The Colonel slightly lifted his shoulders, fortified himself with another sip of the julep, and, leaning back, oratorically began to read,—the stranger leaning over him and following line by line with shining eyes.

“‘When I say I am sorry for you, it is because I think it must be dreadful for you to be going round with the blood of a fellow-creature on your hands. It must be awful for you in the stillness of the night season to hear the voice of the Lord saying, “Cain, where is thy brother?” and you saying, “Lord, I have slayed him dead.” It must be awful for you when the pride of your wrath was surfitted, and his dum senseless corps was before you, not to know that it is written, “Vengeance is mine, I will repay,” saith the Lord. . . . It was no use for you to say, “I never heard that before,” remembering your teacher and parents. Yet verily I say unto you, “Though your sins be as scarlet, they shall be washed whiter than snow,” saith the Lord—Isaiah i. 18; and “Heart hath no sorrow that Heaven cannot heal.”—My hymn book, 1st Presbyterian Church, page 79. Mr. Corbin, I pity your feelins at the grave of my pore dear cousin, knowing he is before his Maker, and you can’t bring him back.’ Umph!—er—er—very good—very good indeed,” said the Colonel, hastily refolding the letter. “Very well meaning and—er”—

“Go on,” said Corbin over his shoulder, “you haven’t read all.”

“Ah, true. I perceive I overlooked something. Um—um. ‘May God forgive you, Mr. Corbin, as I do, and make aunty think better of you, for it was good what you tried to do for her and the fammely, and I’ve always said it when she was raging round and wanting money of you. I don’t believe you meant to do it anyway, owin’ to your kindness of heart to the ophanless and the widow since you did it. Anser this letter, and don’t mind what aunty says. So no more at present from—Yours very respectfully, SALLY DOWS.

“‘P. S.—There’s been some troubel in our township, and some fitin’. May the Lord change ther hearts and make them as a little child, for if you are still young you may grow up different. I have writ a short prayer for you to say every night. You can coppy it out and put it at the head of your bed. It is this: O Lord make me sorry for having killed Sarah Dows’ cousin. Give me, O Lord, that peace that the world cannot give, and which fadeth not away; for my yoke is heavy, and my burden is harder than I can bear.’”

The Colonel’s deliberate voice stopped. There was a silence in the room, and the air seemed stifling. The click of the billiard balls came distinctly through the partition from the other room. Then there was another click, a stamp on the floor, and a voice crying coarsely: “Curse it all—missed again!”

To the stranger’s astonishment, the Colonel was on his feet in an instant, gasping with inarticulate rage. Flinging the door open, he confronted the startled bar-keeper empurpled and stertorous.

“Blank it all, sir, do you call this a saloon for gentlemen, or a corral for swearing cattle? Or do you mean to say that the conversation of two gentlemen upon delicate professional—and—er—domestic affairs—is to be broken upon by the blank profanity of low-bred hounds over their picayune gambling! Take them my kyard, sir,” choked the Colonel, who was always Southern and dialectic in his excited as in his softest moments, “and tell them that Colonel Starbottle will nevah dyarken these doahs again.”

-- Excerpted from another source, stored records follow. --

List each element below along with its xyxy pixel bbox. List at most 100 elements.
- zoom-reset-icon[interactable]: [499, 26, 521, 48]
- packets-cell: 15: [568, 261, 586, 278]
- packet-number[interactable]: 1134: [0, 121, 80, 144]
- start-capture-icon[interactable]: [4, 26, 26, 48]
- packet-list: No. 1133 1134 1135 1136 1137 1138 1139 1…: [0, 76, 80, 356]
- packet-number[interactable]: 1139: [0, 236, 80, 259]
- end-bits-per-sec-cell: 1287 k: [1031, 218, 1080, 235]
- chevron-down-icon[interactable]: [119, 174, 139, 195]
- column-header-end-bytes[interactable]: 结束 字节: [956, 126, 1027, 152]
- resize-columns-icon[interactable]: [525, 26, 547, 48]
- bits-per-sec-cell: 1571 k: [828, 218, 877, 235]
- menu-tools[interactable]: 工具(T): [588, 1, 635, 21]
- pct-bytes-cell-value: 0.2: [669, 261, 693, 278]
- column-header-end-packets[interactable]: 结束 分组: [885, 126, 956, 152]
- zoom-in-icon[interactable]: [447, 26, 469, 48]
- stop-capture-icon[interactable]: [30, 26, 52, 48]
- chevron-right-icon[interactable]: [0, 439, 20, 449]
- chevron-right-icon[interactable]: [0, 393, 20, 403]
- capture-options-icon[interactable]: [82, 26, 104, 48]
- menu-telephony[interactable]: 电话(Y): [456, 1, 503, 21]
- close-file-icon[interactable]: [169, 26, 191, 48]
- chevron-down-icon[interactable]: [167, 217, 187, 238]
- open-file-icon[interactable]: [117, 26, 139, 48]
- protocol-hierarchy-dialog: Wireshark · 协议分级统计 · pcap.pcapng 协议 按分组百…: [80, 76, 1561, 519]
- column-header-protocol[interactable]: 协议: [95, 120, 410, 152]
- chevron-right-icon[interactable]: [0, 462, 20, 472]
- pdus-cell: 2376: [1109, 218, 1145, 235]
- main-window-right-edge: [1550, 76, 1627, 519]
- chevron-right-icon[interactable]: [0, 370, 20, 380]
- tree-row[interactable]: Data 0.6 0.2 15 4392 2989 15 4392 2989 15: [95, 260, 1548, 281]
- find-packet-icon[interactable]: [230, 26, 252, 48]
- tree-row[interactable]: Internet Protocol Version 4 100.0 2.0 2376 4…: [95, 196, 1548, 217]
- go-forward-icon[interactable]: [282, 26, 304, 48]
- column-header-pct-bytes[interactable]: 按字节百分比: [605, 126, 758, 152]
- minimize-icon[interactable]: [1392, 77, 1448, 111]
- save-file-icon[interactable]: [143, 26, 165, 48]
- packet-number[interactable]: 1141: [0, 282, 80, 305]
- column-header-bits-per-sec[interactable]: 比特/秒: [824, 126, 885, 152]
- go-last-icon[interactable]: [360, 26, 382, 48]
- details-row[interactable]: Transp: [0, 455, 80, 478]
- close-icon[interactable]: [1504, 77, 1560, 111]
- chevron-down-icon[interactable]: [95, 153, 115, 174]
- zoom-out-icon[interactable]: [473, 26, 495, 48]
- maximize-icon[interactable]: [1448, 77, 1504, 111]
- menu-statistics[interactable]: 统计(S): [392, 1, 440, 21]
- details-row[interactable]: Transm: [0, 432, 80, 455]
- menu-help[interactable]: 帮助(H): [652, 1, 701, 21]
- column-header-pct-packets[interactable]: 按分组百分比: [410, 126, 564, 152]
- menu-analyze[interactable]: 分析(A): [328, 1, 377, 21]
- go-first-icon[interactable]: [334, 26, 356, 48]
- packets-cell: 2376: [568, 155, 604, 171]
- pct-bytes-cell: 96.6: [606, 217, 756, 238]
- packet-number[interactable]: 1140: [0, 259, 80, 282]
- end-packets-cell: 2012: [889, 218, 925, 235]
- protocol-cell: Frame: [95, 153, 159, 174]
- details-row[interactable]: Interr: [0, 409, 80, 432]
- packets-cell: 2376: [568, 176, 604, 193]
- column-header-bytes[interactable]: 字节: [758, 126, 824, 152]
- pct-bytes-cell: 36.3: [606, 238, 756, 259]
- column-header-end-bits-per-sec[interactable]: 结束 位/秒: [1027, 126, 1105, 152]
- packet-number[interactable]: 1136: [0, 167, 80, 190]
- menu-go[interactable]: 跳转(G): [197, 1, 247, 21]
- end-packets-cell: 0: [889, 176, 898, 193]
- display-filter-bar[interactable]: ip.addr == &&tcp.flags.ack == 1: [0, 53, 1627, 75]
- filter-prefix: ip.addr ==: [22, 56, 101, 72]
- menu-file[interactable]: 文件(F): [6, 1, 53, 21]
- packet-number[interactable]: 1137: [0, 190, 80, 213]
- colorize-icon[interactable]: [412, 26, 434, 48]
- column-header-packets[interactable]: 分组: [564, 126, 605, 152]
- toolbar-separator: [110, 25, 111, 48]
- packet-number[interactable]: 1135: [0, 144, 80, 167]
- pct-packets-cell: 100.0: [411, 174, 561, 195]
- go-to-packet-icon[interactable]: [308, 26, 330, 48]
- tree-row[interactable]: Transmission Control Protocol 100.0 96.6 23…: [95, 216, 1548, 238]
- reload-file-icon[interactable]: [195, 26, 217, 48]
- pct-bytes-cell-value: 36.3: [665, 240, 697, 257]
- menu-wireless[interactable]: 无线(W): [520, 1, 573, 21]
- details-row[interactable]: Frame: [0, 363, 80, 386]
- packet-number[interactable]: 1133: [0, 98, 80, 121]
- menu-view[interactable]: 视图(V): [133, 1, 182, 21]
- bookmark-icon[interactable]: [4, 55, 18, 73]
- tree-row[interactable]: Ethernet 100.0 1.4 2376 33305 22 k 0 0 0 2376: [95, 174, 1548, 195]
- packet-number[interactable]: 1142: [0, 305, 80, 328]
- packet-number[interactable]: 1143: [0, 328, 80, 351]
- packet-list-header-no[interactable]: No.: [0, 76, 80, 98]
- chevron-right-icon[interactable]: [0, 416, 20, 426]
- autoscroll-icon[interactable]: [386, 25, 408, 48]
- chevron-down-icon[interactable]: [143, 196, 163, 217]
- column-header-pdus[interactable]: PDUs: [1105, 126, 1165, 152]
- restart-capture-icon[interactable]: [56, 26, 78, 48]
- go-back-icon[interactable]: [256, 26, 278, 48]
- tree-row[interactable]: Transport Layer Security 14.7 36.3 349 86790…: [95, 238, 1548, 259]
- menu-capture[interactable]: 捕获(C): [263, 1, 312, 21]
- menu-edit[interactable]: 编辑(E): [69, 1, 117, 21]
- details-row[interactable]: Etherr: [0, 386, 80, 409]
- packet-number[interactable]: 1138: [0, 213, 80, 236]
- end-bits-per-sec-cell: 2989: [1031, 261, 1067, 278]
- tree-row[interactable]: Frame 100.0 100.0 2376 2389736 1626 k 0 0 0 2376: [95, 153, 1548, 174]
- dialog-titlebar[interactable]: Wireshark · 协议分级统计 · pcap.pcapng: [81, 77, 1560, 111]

Before the astonished bar-keeper could reply, the Colonel had dashed back into the room, clapped his hat on his head, and seized his book, letters, and cane. “Mr. Corbin,” he said with gasping dignity, “I will take these papahs, and consult them again in my own office—where, if you will do me the honor, sir, to call at ten o’clock to-morrow, I will give you my opinion.” He strode out of the saloon beside the half awe-stricken, half-amused, yet all discreetly silent loungers, followed by his wondering but gloomy client. At the door they parted,—the Colonel tiptoeing towards his office as if dancing with rage, the stranger darkly plodding through the stifling dust in the opposite direction, with what might have been a faint suggestion to his counselor, that the paths of the homicide did not lie beside the still cool waters.